Distributed UFIR Filtering with Applications to Environmental Monitoring
Author(s) -
Miguel Vazquez-Olguin,
Yuriy S. Shmaliy,
Oscar Ibarra Manzano,
Sandra Márquez-Figueroa
Publication year - 2021
Publication title -
wseas transactions on signal processing
Language(s) - English
Resource type - Journals
eISSN - 2224-3488
pISSN - 1790-5052
DOI - 10.37394/232014.2020.16.20
Subject(s) - robustness (evolution) , computer science , estimator , missing data , wireless sensor network , real time computing , robust statistics , data mining , filter (signal processing) , computer network , statistics , outlier , artificial intelligence , machine learning , mathematics , biochemistry , chemistry , computer vision , gene
Environmental monitoring requires an analysis of large and reliable amount of data collected through node stations distributed over a very wide area.
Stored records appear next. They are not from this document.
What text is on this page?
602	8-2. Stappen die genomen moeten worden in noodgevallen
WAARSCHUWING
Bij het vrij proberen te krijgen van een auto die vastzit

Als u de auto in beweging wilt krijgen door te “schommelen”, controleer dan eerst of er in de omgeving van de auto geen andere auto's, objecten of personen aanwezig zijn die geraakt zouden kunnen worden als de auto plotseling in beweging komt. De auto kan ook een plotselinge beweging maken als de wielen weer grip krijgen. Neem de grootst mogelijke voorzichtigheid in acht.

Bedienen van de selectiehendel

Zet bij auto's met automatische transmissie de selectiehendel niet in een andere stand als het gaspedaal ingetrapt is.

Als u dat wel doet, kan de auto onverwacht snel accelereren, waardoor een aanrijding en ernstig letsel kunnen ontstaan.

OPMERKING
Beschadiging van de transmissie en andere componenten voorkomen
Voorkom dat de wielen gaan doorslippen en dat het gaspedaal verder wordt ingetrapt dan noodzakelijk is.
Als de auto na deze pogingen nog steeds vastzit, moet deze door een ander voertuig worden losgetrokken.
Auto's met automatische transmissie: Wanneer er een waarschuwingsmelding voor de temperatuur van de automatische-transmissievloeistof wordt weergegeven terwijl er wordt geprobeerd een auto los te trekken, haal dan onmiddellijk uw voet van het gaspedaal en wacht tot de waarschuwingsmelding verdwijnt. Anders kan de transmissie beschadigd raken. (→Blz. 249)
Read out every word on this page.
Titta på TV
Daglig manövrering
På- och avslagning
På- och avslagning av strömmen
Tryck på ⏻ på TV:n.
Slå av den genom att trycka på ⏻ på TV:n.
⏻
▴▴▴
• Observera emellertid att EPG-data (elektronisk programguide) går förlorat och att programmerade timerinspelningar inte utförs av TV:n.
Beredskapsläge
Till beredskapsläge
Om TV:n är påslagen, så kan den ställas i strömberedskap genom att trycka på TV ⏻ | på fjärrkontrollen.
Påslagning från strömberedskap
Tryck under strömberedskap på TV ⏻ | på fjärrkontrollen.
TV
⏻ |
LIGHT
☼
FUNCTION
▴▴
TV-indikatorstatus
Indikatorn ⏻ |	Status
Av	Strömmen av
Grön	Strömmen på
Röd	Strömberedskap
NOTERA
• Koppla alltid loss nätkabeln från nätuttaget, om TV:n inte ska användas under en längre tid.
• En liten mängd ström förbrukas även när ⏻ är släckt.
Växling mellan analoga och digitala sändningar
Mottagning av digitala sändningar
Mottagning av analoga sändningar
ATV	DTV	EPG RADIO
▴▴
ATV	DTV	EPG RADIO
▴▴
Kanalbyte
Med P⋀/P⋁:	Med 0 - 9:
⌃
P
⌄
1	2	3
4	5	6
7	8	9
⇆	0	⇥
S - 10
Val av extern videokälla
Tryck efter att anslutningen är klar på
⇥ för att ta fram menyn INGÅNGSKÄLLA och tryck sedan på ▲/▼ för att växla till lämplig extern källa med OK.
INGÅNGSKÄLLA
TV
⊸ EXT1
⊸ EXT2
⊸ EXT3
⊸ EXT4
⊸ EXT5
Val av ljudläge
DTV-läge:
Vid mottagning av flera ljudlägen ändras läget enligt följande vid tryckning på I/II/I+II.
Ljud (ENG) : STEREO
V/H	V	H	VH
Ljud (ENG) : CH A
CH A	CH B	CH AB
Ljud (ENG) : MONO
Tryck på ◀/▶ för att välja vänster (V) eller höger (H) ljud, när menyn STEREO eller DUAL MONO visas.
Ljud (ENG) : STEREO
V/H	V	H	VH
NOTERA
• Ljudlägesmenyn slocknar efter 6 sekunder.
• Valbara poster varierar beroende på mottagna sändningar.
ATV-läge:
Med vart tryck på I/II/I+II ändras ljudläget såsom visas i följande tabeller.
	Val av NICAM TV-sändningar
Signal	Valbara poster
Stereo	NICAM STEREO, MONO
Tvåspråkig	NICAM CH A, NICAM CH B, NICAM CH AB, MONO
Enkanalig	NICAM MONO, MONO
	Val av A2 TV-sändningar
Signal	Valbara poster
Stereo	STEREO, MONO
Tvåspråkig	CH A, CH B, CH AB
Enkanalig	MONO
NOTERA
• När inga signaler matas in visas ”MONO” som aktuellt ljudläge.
Equipments used in such stations are often expensive that limits the amount of sensing stations to be deployed. The technology known as Wireless Sensor Networks (WNS) is a viable option to deliver low-cost sensor information. However, electromagnetic interference, damaged sensors, and the landscape itself often cause the network to suffer from faulty links as well as missing and corrupted data. Therefore robust estimators are required to mitigate such effects. In this sense, the unbiased finite impulse response (UFIR) filter is used as a robust estimator for applications over WSN, especially when the process statistics are unknown. In this paper, we investigate the robustness of the distributed UFIR (dUFIR) filter with optimal consensus on estimates against missing and incorrect data. The dUFIR algorithm is tested in two different scenarios of very unstable WSN using real data. It is shown that the dUFIR filter is more suitable for real life applications requiring the robustness against missing and corrupted measurements under the unknown noise statistics.